La réforme des services de santé au travail est mal partie aux yeux des centrales syndicales et du premier syndicat de médecins du travail (SNPMT).
Convoquée le 13 novembre par les fédérations santé de toutes les confédérations (CGT, FO, CFTC, CFDT et CFE-CGC) et par le SNPMT, l'assemblée générale des services de santé au travail a voté une motion dénonçant les « licenciements ou plans de licenciements économiques "préventifs" » préparés par les services de santé au travail « avant même que cette réforme ne soit écrite ».
Les syndicats craignent en effet que le ministre des Affaires sociales, François Fillon, n'accorde aux employeurs une augmentation de l'effectif surveillé (1) par chaque médecin du travail, au motif que la périodicité de leurs visites médicales va passer de 12 à 24 mois et qu'il y a, de toute façon, une pénurie de spécialistes (« le Quotidien » du 3 septembre). Pour le patronat, « le taux de surveillances médicales renforcées doit être fixé par quota (20 %) sans tenir compte de la réalité », déplore Michel Klerlein, de la CFE-CGC. C'est pourquoi la motion des syndicats s'oppose à « la vision purement comptable (des employeurs) déconnectée des risques professionnels ». Elle « appelle le ministre à prendre ses responsabilités » et réclame « un renforcement des effectifs en professionnels et des moyens, notamment en temps », dès lors que « la santé au travail n'est pas une marchandise ».

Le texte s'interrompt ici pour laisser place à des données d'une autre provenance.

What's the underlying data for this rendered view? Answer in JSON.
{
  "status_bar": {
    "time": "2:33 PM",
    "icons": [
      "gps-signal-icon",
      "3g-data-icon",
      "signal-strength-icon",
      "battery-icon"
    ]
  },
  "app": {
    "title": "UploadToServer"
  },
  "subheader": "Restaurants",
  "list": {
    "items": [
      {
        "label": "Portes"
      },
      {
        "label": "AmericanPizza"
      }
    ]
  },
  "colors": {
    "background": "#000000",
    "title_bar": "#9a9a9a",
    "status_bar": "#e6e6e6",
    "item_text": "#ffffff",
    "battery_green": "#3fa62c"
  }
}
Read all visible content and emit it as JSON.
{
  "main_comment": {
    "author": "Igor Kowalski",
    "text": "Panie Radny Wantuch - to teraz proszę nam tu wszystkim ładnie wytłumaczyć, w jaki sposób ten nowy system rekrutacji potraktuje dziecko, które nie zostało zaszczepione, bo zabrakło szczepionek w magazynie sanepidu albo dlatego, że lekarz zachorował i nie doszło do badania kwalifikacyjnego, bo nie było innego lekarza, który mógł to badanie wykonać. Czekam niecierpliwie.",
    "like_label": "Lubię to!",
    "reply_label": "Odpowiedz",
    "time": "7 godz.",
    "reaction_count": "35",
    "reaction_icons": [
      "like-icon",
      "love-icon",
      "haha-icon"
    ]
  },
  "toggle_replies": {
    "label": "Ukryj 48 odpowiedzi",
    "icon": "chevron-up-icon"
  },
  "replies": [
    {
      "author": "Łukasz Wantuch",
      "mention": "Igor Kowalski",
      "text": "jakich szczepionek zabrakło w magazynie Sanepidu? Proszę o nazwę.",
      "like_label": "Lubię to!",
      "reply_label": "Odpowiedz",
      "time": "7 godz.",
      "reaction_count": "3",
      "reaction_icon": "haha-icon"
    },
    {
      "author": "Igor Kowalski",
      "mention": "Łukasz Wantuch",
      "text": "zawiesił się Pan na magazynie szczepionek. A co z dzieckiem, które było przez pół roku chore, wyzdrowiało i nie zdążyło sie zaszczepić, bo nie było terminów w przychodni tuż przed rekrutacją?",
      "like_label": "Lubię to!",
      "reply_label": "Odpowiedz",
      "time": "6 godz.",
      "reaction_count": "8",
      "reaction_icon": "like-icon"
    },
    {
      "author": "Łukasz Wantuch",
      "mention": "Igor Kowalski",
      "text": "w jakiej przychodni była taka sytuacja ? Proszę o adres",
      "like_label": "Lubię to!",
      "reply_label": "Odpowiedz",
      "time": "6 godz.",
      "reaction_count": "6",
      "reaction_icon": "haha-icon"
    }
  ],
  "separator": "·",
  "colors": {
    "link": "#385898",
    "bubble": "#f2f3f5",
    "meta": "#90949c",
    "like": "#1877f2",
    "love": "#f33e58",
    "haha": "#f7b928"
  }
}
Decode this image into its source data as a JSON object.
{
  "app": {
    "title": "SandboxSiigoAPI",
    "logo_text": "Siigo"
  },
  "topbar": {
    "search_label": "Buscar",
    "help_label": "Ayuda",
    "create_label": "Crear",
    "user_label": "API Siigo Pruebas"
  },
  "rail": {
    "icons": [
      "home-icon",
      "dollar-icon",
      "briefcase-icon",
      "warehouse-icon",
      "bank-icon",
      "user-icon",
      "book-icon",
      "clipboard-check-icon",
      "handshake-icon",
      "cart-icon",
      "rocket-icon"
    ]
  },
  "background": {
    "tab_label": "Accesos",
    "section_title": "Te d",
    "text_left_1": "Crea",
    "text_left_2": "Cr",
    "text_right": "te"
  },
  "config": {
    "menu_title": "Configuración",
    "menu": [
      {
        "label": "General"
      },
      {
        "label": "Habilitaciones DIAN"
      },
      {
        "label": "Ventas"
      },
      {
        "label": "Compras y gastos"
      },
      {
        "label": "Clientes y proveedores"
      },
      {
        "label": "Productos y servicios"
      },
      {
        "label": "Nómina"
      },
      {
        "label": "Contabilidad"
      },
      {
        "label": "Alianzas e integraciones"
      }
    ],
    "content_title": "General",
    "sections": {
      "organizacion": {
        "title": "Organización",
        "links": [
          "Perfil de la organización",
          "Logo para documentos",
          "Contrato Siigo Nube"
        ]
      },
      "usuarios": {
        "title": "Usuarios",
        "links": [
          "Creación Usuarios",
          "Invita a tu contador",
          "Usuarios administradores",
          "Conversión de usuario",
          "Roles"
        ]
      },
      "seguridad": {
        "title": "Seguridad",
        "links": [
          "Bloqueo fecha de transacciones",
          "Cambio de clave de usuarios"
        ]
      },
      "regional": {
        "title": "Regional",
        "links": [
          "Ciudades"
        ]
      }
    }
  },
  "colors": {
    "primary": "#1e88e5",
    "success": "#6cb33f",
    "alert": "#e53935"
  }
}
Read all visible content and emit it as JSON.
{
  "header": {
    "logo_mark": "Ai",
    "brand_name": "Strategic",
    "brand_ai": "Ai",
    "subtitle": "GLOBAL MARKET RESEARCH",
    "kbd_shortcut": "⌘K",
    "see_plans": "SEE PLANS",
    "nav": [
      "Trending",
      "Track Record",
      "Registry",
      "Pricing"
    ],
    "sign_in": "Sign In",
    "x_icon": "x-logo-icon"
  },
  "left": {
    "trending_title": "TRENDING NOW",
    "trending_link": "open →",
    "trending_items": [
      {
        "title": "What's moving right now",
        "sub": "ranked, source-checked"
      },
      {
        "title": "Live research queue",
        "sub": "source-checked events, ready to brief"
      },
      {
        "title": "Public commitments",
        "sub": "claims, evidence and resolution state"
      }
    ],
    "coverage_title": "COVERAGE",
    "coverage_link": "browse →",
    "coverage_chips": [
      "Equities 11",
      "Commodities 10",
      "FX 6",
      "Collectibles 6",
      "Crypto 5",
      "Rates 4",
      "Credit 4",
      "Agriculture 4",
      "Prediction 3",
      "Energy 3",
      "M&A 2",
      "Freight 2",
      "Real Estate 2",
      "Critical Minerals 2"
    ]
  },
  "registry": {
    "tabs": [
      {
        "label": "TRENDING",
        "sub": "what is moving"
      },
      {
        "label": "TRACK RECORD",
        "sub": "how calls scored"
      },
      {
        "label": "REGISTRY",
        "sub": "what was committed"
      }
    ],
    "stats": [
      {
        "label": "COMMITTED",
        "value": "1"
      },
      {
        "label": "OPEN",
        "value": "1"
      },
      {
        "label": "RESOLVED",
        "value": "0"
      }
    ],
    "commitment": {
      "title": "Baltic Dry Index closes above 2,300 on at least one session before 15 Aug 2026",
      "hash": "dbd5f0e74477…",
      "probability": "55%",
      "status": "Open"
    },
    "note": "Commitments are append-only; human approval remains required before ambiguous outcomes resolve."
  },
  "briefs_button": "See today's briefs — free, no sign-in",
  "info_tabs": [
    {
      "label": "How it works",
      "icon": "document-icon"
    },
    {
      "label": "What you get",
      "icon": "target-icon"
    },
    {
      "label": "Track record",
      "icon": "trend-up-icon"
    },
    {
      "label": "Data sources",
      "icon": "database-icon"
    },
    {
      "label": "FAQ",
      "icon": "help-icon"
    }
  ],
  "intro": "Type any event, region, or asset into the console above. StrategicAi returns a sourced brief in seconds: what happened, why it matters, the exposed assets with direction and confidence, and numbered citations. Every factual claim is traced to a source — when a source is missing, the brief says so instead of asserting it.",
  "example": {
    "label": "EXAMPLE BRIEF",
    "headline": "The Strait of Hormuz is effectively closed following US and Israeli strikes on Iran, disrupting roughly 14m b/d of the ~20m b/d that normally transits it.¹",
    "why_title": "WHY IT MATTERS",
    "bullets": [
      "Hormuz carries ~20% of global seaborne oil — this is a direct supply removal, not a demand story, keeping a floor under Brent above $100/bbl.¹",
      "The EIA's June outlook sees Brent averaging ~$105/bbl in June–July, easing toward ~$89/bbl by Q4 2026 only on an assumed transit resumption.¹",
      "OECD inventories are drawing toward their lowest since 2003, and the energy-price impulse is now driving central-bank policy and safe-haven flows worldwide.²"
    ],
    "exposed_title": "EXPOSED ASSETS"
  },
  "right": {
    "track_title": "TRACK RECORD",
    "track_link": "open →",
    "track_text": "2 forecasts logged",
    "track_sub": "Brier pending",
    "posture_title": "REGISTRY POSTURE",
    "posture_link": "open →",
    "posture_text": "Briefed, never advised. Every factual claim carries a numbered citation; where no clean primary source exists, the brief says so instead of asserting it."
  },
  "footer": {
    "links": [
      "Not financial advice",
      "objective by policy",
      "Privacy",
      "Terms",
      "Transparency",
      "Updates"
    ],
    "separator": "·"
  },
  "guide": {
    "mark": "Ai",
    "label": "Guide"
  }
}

Par ailleurs, plusieurs organisations s'inquiètent au sujet des modalités d'application de la pluridisciplinarité des services de santé au travail, imposée par une directive européenne de 1989 et transposée seulement maintenant en droit français. Cet été, le SNPMT et la CFE-CGC ont déjà déposé un recours en annulation au Conseil d'Etat contre le décret du 26 juin 2003 sur la pluridisciplinarité parce qu'il présente des « garanties insuffisantes » sur l'indépendance des divers intervenants en prévention des risques professionnels (experts ou organismes).
Aujourd'hui, c'est un projet d'arrêté sur le même thème qui pose problème. « Il illustre de la façon la plus épouvantable les dérives du décret », déclare le Dr Lionel Doré, secrétaire général du SNPMT, puisque l'indépendance des intervenants repose sur « une simple déclaration d'intérêt sur l'honneur ». « La formation requise n'est pas non plus au niveau prévu par les textes européens », renchérit Pierre-Yves Montéléon, de la CFTC. Enfin, en constituant des GIE (groupements d'intérêts économiques) destinés à la sous-traitance des expertises pluridisciplinaires, les employeurs font appel à des entités juridiques « échappant à tout contrôle social, qui garantit l'indépendance », précise le Dr Doré.
A travers la réforme, conclut le secrétaire général du SNPMT, se dessine « une pluridisciplinarité substitutive », aboutissant à « une démédicalisation de la santé au travail ». Cela va à l'encontre de la directive européenne de 1989, selon Pierre-Yves Montéléon, car elle prévoyait que « les pôles technique et médical se renforcent l'un l'autre ».